11 That question has been solved in a way, and perhaps satisfies every one. But I bare still a subject of concern, and what concerns me I shall impart to you, that, in some sort inquiring together, I may through His revelation be found worthy with you to attain the solution. Hear, then, what it is that moves me. By the Prophet Ezekiel the Lord rebukes the shepherds, and among other things says of the sheep, “The wandering sheep have ye not recalled.” He both declares it a wanderer, and calls it a sheep.
If, while wandering, it was a sheep, whose voice was it hearing to lead it astray? For doubtless it would not be straying were it hearing the shepherd's voice: but it strayed just because it heard another's voice; it heard the voice of the thief and the robber. Surely the sheep do not hear the voice of robbers. “Those that came,” He said—and we are to understand, apart from me—that is, “those that came apart from me are thieves and robbers, and the sheep did not hear them.”
Lord, if the sheep did not hear them, how can the sheep wander?

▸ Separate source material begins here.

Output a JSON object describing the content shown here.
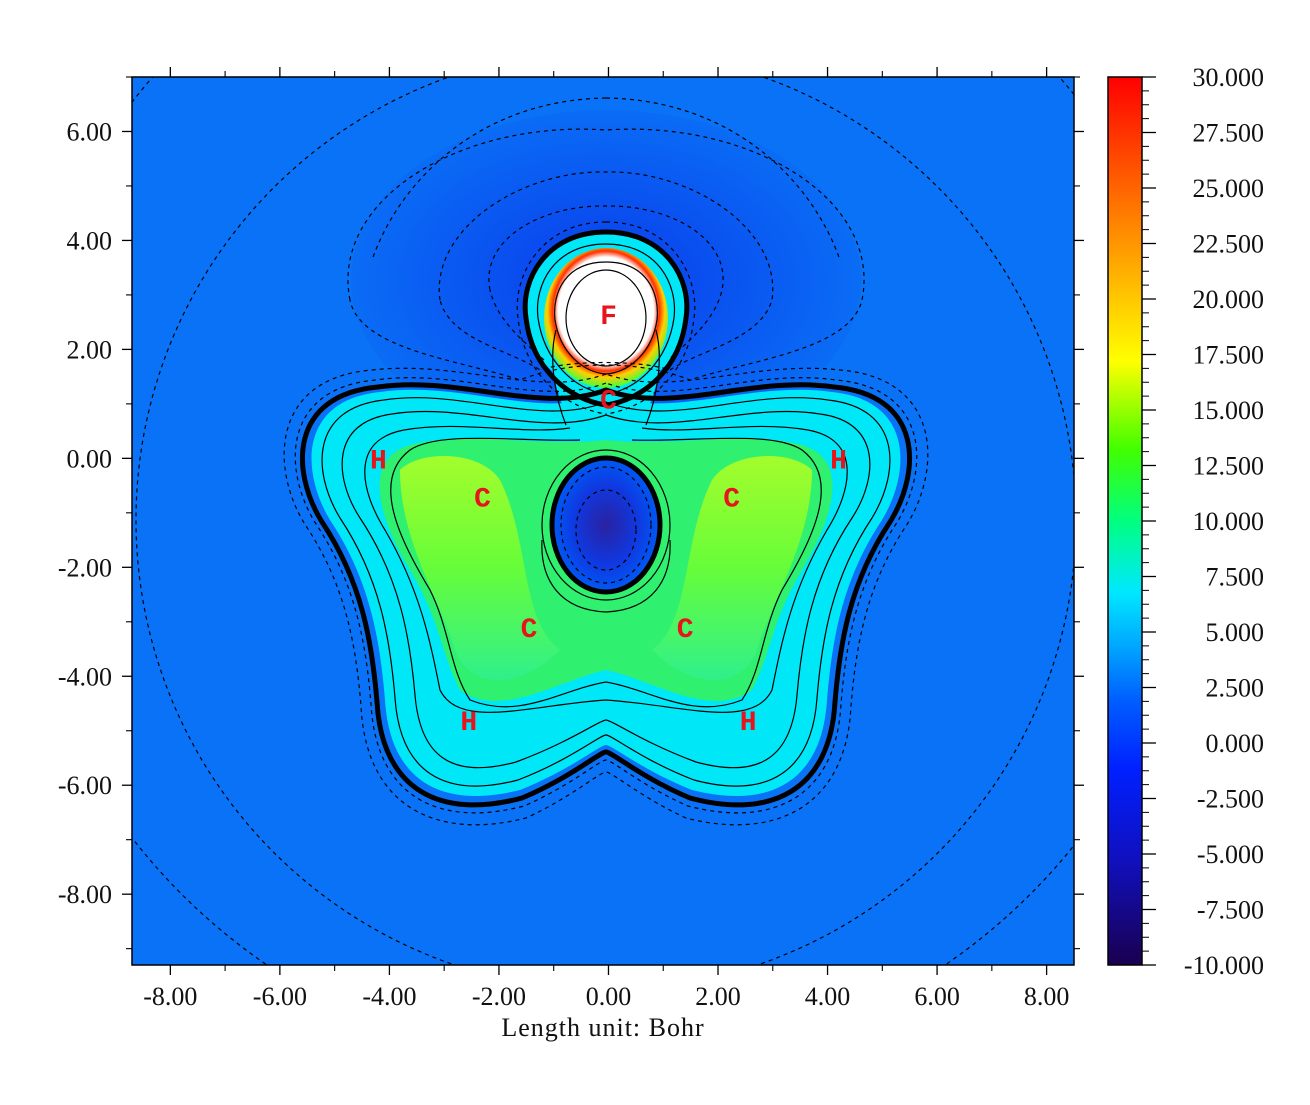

If the sheep hear only You, and You are the truth, whoever hears the truth cannot certainly fall into error. But they err, and are called sheep. For if, in the very midst of their wandering, they were not called sheep, it would not be said by Ezekiel, “The wandering sheep have ye not recalled.” How is it at the same time a wanderer and a sheep? Has it heard the voice of another? Surely “the sheep did not hear them.”
Accordingly many are just now being gathered into Christ's fold, and from being heretics are becoming Catholics. They are rescued from the thieves, and restored to the shepherds: and sometimes they murmur, and become wearied of Him that calls them back, and have no true knowledge of him that would murder them; nevertheless also, when, after a struggle, those have come who are sheep, they recognize the Shepherd's voice, and are glad they have come, and are ashamed of their wandering.
When, then, they were glorying in that state of error as in the truth, and were certainly not hearing the Shepherd's voice, but were following another, were they sheep, or were they not? If they were sheep, how can it be the case that the sheep do not listen to aliens? If they were not sheep, wherefore the rebuke addressed to those to whom it is said, “The wandering sheep have ye not recalled”? In the case also of those already become catholic Christians, and believers of good promise, evils sometimes occur: they are seduced into error, and after their error are restored.
When they were thus seduced, and were rebaptized, or after the companionship of the Lord's fold were turned back again into their former error, were they sheep, or were they not? Certainly they were Catholics. If they were faithful Catholics, they were sheep. If they were sheep, how was it that they could listen to the voice of a stranger when the Lord says, “The sheep did not hear them”?